A play lingering on the “what if” aspect of the legendary “Waiting for Godot”
Samuel Beckett’s “Waiting for Godot” is tantamount to existential angst. A generation of theatre enthusiasts were left scratching their heads about Godot — the one who never comes. The “what if” question has rankled many. David Curzon’s “Godot Arrives” will give the query a gentle tease. Cathaayatra will present Curzon’s play, which picks up the thread from where “Waiting for Godot” leaves it, this weekend.
Unlike Beckett’s tragi-comedy, “Godot Arrives” perches itself firmly on the comedy path, veering severely towards the Absurd. “This original play by the American writer is an absurdist comedy,” says director Sameer Thakur. “The characters Didi and Gogo do not find themselves in such tragic situations,” adds Thakur, co-founder of Cathaayatra with Arushi Singh.
The award-winning play dwells on regular, trivial and everyday affairs and assures action every moment, says Thakur. Though the play is set in a contemporary context, in terms of design it is absurdist — not belonging to a particular time frame.

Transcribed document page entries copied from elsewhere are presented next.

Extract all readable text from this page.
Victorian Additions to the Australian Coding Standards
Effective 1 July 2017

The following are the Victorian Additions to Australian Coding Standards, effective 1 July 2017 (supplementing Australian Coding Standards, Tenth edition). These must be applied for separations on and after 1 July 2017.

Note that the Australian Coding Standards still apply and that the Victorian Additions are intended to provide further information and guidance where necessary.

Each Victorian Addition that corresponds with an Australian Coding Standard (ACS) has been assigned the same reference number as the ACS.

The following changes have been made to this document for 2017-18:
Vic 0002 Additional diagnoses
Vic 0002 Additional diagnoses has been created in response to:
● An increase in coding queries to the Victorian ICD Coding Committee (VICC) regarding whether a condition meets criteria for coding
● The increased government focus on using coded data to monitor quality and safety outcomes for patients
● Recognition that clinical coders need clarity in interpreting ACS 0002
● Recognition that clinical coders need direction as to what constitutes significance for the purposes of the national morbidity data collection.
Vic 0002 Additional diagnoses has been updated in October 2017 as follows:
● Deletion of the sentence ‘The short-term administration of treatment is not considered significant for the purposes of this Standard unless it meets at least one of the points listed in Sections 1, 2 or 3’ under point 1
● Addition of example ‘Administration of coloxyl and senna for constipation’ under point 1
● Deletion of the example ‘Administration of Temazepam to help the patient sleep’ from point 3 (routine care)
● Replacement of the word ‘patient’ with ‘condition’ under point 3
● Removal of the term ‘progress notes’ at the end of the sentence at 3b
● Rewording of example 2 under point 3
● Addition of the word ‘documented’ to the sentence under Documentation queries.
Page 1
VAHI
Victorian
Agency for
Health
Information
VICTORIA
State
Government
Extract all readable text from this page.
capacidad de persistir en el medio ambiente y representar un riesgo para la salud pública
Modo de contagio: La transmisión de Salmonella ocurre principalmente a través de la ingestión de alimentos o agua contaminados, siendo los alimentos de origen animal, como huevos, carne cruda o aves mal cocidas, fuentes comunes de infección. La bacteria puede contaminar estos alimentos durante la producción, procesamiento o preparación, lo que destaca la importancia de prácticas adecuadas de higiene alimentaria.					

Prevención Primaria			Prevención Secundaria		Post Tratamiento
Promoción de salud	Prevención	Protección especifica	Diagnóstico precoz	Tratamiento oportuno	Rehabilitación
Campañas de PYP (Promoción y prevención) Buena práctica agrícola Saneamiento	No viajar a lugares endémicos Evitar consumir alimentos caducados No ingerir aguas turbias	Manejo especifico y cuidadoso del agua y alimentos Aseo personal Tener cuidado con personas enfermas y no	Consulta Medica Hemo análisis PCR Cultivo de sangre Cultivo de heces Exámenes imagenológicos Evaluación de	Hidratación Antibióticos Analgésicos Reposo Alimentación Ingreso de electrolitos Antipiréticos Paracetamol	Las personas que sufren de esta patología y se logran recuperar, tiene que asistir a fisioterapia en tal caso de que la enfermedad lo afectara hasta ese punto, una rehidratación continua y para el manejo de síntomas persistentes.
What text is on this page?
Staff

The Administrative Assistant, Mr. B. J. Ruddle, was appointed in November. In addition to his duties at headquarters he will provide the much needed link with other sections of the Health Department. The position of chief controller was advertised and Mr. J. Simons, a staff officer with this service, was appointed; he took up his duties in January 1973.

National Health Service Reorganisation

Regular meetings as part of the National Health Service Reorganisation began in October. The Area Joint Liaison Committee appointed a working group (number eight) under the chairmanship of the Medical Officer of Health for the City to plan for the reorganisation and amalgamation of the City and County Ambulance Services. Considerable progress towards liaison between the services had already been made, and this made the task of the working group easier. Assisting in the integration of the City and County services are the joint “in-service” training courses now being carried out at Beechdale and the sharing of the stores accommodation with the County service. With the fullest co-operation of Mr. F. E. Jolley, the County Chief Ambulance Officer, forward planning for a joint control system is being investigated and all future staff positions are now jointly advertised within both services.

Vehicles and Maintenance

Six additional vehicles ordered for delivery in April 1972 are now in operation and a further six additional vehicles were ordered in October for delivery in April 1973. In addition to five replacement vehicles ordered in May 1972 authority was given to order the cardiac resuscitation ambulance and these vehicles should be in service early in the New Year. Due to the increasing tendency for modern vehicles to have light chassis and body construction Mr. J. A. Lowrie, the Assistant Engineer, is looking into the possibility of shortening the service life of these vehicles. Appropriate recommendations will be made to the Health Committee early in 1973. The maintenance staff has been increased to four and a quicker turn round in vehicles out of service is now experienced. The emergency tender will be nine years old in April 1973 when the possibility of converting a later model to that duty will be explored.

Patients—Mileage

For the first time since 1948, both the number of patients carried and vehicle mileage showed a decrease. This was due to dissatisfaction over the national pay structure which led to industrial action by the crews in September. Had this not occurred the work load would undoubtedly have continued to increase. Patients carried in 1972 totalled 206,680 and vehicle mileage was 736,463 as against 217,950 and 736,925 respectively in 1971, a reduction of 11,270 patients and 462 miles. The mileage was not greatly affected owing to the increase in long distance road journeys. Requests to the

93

“We have tried to portray today’s issues, the absurdities of today’s religion, sex and relationships,” says Thakur. Cathaayatra, which aims for community awareness through theatre and arts, meandered into the mainstream with “A Perfect Relationship” last year. With “Godot Arrives”, Thakur says they “have pushed the boundaries of humour even more.”
Cathayaatra as a group takes pride in its close association with humour. They deal with issues with a touch of laughter. “You will not see a tragedy coming from us,” says Thakur. “It is the most absurd things that make us the happiest. When you see the joke in a matter, it strikes you,” explains Thakur. It is on these lines which “Godot Arrives” promises to tread. Thakur was bitten by the “what if” bug after watching Beckett’s iconic play. Though he toyed with the idea of writing a piece, his decision to look for “something already written” on the subject led to Curzon’s play. “A solid and funny script makes the director’s work easier,” jokes Thakur.
Cathaayatra wants its mainstream experiences to be fodder to their voluntary work at the local level. Thakur, before forming the group, had spent considerable time with the legendary theatre personality from Punjab — Sardar Gursharan Singh, known popularly as Paaji. Inspired by his work, Cathaayatra came into being and was involved in community theatre with young people in the villages of Punjab and Haryana.
Cathaayatra moved to Delhi and its mainstream theatre is meant to be a “way of raising resources” and a “template” for the work at community level. It is still early days for them in Delhi where they are trying to find a foothold and give an arch to their community theatre.